Dépêché sur place par Médecin sans frontière (MSF) quelques jours avant que le pays et plus particulièrement Bangui ne devienne le théâtre d’affrontements sanglants entre communautés, Laurent Singa était présent lors de la journée fatidique du 5 décembre 2013. Celle qui a vu l’assaut donné sur Bangui pas les miliciens chrétiens « anti-balaka » et qui a été suivie par une riposte meurtrière des forces de la Seleka, coalition de partis et de rebelles à forte proportion musulmane qui ont porté au pouvoir le désormais ex-président Michel Djotodia. En 3 jours, plus d’un millier de personnes sont tuées.
« Le premier jour, des hommes armés sont venus et ont emmené pour les tuer les personnels de l’hôpital de l’Amitié de Bangui », raconte L. Singa. Dès lors, tout va très vite et les massacres s’intensifient à une vitesse effrayante. Face à l’afflux soudain de blessés graves, l’équipe chirurgicale de MSF pare au plus pressé au sein de l’Hôpital communautaire de Bangui, mais manque rapidement de sang : « Les trois premiers jours, le service de transfusion était inexistant. J’ai perdu mes deux premiers patients pour cette raison », se souvient L. Singa qui explique que des dons spontanés de la part de proches ont évité que la situation n’empire. Mais la tension ne retombe pas et les violences perdurent.
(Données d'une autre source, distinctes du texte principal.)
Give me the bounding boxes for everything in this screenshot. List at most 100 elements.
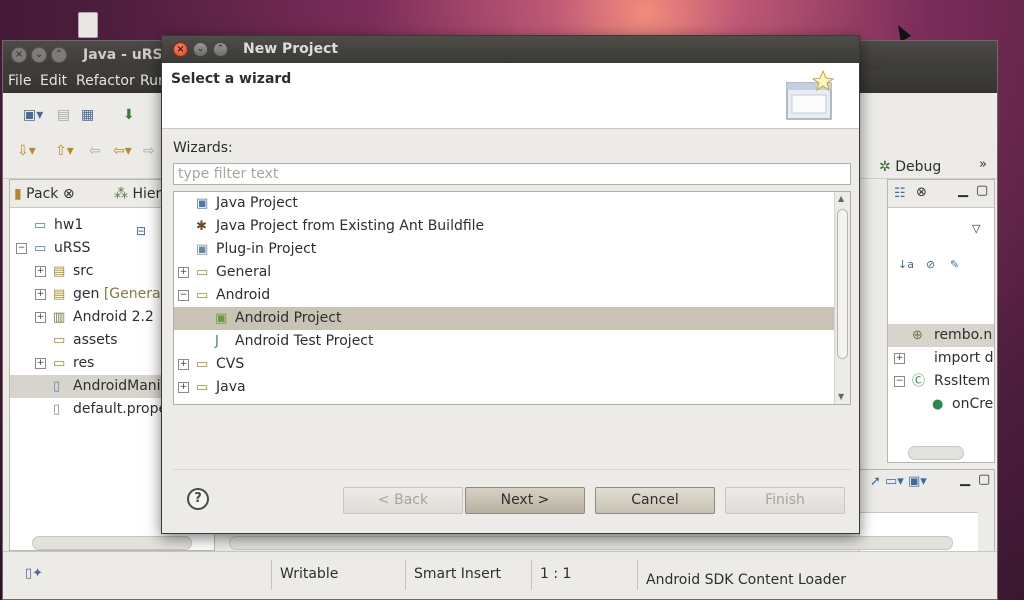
forward-icon[interactable]: ⇨ bbox=[143, 143, 155, 159]
expand-icon[interactable]: + bbox=[178, 359, 189, 370]
debug-perspective-button[interactable]: ✲ Debug bbox=[879, 159, 941, 175]
prev-annotation-icon[interactable]: ⇧▾ bbox=[55, 143, 74, 159]
help-icon[interactable]: ? bbox=[187, 488, 209, 510]
console-minimize-icon[interactable]: ▁ bbox=[960, 472, 970, 487]
collapse-icon[interactable]: − bbox=[16, 243, 27, 254]
expand-icon[interactable]: + bbox=[35, 358, 46, 369]
fast-view-icon[interactable]: ▯✦ bbox=[25, 566, 43, 581]
outline-panel: ☷ ⊗ ▁ ▢ ▽ ↓a ⊘ ✎ ⊕ rembo.n + import d − Ⓒ RssI… bbox=[887, 179, 995, 463]
bug-icon: ✲ bbox=[879, 159, 891, 175]
close-outline-icon[interactable]: ⊗ bbox=[916, 185, 927, 200]
outline-row[interactable]: ⊕ rembo.n bbox=[888, 324, 994, 347]
menu-file[interactable]: File bbox=[8, 73, 31, 89]
eclipse-minimize-icon[interactable]: ⌄ bbox=[31, 47, 47, 63]
new-project-dialog: × ⌄ ⌃ New Project Select a wizard Wizard… bbox=[161, 35, 860, 534]
package-item-label: gen [Generate bbox=[73, 286, 175, 302]
outline-item-icon: Ⓒ bbox=[912, 374, 926, 389]
dialog-close-icon[interactable]: × bbox=[173, 42, 188, 57]
wizard-item-row[interactable]: + ▭ General bbox=[174, 261, 835, 284]
print-icon[interactable]: ▦ bbox=[81, 107, 94, 123]
xml-file-icon: ▯ bbox=[53, 379, 61, 394]
scroll-up-icon[interactable]: ▲ bbox=[838, 194, 844, 203]
outline-row[interactable]: ● onCre bbox=[888, 393, 994, 416]
package-item-label: res bbox=[73, 355, 95, 371]
wizard-item-row[interactable]: ▣ Java Project bbox=[174, 192, 835, 215]
scrollbar-thumb[interactable] bbox=[837, 209, 848, 359]
wizard-item-row[interactable]: ▣ Plug-in Project bbox=[174, 238, 835, 261]
editor-hscroll[interactable] bbox=[229, 536, 953, 550]
dialog-separator bbox=[173, 469, 851, 470]
outline-item-icon: ⊕ bbox=[912, 328, 923, 343]
package-item-label: src bbox=[73, 263, 94, 279]
console-maximize-icon[interactable]: ▢ bbox=[978, 472, 990, 487]
maximize-view-icon[interactable]: ▢ bbox=[976, 183, 988, 198]
view-menu-icon[interactable]: ▽ bbox=[972, 222, 980, 235]
close-tab-icon[interactable]: ⊗ bbox=[63, 186, 75, 202]
wizard-list-scrollbar[interactable]: ▲ ▼ bbox=[834, 192, 850, 404]
eclipse-window-title: Java - uRSS bbox=[83, 47, 173, 63]
wizard-item-row[interactable]: − ▭ Android bbox=[174, 284, 835, 307]
wizard-item-row[interactable]: ▣ Android Project bbox=[174, 307, 835, 330]
finish-button[interactable]: Finish bbox=[725, 487, 845, 514]
file-icon: ▯ bbox=[53, 402, 61, 417]
project-icon: ▭ bbox=[34, 241, 47, 256]
back-icon[interactable]: ⇦▾ bbox=[113, 143, 132, 159]
eclipse-close-icon[interactable]: × bbox=[11, 47, 27, 63]
outline-row[interactable]: + import d bbox=[888, 347, 994, 370]
more-perspectives-icon[interactable]: » bbox=[979, 157, 987, 172]
new-wizard-banner-icon bbox=[786, 69, 835, 120]
next-button[interactable]: Next > bbox=[465, 487, 585, 514]
cancel-button[interactable]: Cancel bbox=[595, 487, 715, 514]
expand-icon[interactable]: + bbox=[894, 353, 905, 364]
outline-label: RssItem bbox=[934, 373, 991, 389]
wizard-item-row[interactable]: J Android Test Project bbox=[174, 330, 835, 353]
minimize-view-icon[interactable]: ▁ bbox=[958, 183, 968, 198]
download-icon[interactable]: ⬇ bbox=[123, 107, 135, 123]
dialog-minimize-icon[interactable]: ⌄ bbox=[193, 42, 208, 57]
mouse-cursor-icon bbox=[892, 22, 912, 42]
source-folder-icon: ▤ bbox=[53, 287, 66, 302]
outline-tabbar: ☷ ⊗ ▁ ▢ bbox=[888, 180, 994, 208]
wizards-label: Wizards: bbox=[173, 140, 233, 156]
wizard-item-row[interactable]: ✱ Java Project from Existing Ant Buildfil… bbox=[174, 215, 835, 238]
package-hscroll[interactable] bbox=[32, 536, 192, 550]
next-annotation-icon[interactable]: ⇩▾ bbox=[17, 143, 36, 159]
dialog-titlebar: × ⌄ ⌃ New Project bbox=[162, 36, 859, 63]
menu-edit[interactable]: Edit bbox=[40, 73, 67, 89]
console-toolbar-icon[interactable]: ➚ ▭▾ ▣▾ bbox=[870, 474, 927, 489]
hide-fields-icon[interactable]: ⊘ bbox=[926, 258, 935, 271]
menu-refactor[interactable]: Refactor bbox=[76, 73, 135, 89]
tab-package-explorer[interactable]: ▮ Pack ⊗ bbox=[14, 186, 75, 202]
wizard-item-label: General bbox=[216, 264, 272, 280]
scroll-down-icon[interactable]: ▼ bbox=[838, 392, 844, 401]
wizard-item-row[interactable]: + ▭ CVS bbox=[174, 353, 835, 376]
save-icon[interactable]: ▤ bbox=[57, 107, 70, 123]
expand-icon[interactable]: + bbox=[35, 266, 46, 277]
collapse-icon[interactable]: − bbox=[894, 376, 905, 387]
last-edit-icon[interactable]: ⇦ bbox=[89, 143, 101, 159]
expand-icon[interactable]: + bbox=[178, 382, 189, 393]
expand-icon[interactable]: + bbox=[35, 289, 46, 300]
new-wizard-icon[interactable]: ▣▾ bbox=[23, 107, 43, 123]
package-item-label: Android 2.2 bbox=[73, 309, 154, 325]
outline-icon[interactable]: ☷ bbox=[894, 186, 906, 201]
dialog-maximize-icon[interactable]: ⌃ bbox=[213, 42, 228, 57]
hide-static-icon[interactable]: ✎ bbox=[950, 258, 959, 271]
expand-icon[interactable]: + bbox=[35, 312, 46, 323]
wizard-item-row[interactable]: + ▭ Java bbox=[174, 376, 835, 399]
status-loader: Android SDK Content Loader bbox=[646, 572, 846, 588]
back-button[interactable]: < Back bbox=[343, 487, 463, 514]
outline-row[interactable]: − Ⓒ RssItem bbox=[888, 370, 994, 393]
outline-label: rembo.n bbox=[934, 327, 993, 343]
package-item-label: assets bbox=[73, 332, 118, 348]
eclipse-maximize-icon[interactable]: ⌃ bbox=[51, 47, 67, 63]
usb-drive-icon[interactable] bbox=[78, 12, 98, 38]
expand-icon[interactable]: + bbox=[178, 267, 189, 278]
sort-icon[interactable]: ↓a bbox=[898, 258, 914, 271]
dialog-header: Select a wizard bbox=[162, 63, 859, 129]
outline-item-icon: ● bbox=[932, 397, 944, 412]
wizard-filter-input[interactable] bbox=[173, 163, 851, 185]
outline-hscroll[interactable] bbox=[908, 446, 964, 460]
collapse-icon[interactable]: − bbox=[178, 290, 189, 301]
ant-icon: ✱ bbox=[196, 219, 207, 234]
Un nombre de cas graves hors du commun
Arrivé à peine quelques jours après le début de « la bataille de Bangui », Jean-Louis Mary constate qu’il « n’a jamais été confronté à une telle violence dans un climat d’insécurité aussi stressant ». Déjà associé au Dr Singa sur d’autres missions de MSF, cet infirmier anesthésiste aguerri a pourtant déjà officié sur des terrains d’affrontements aussi difficiles que le Tchad, le Kivu ou encore la Bosnie. Aujourd’hui, il avoue n’avoir « jamais vu ça en termes d’intensité et de gravité des blessures. J’étais vraiment choqué ». Le Dr Singa parle à son tour « d’une volonté évidente et marquée de cruauté » responsable « d’un taux de mortalité élevé lié à la gravité extrême des blessures ».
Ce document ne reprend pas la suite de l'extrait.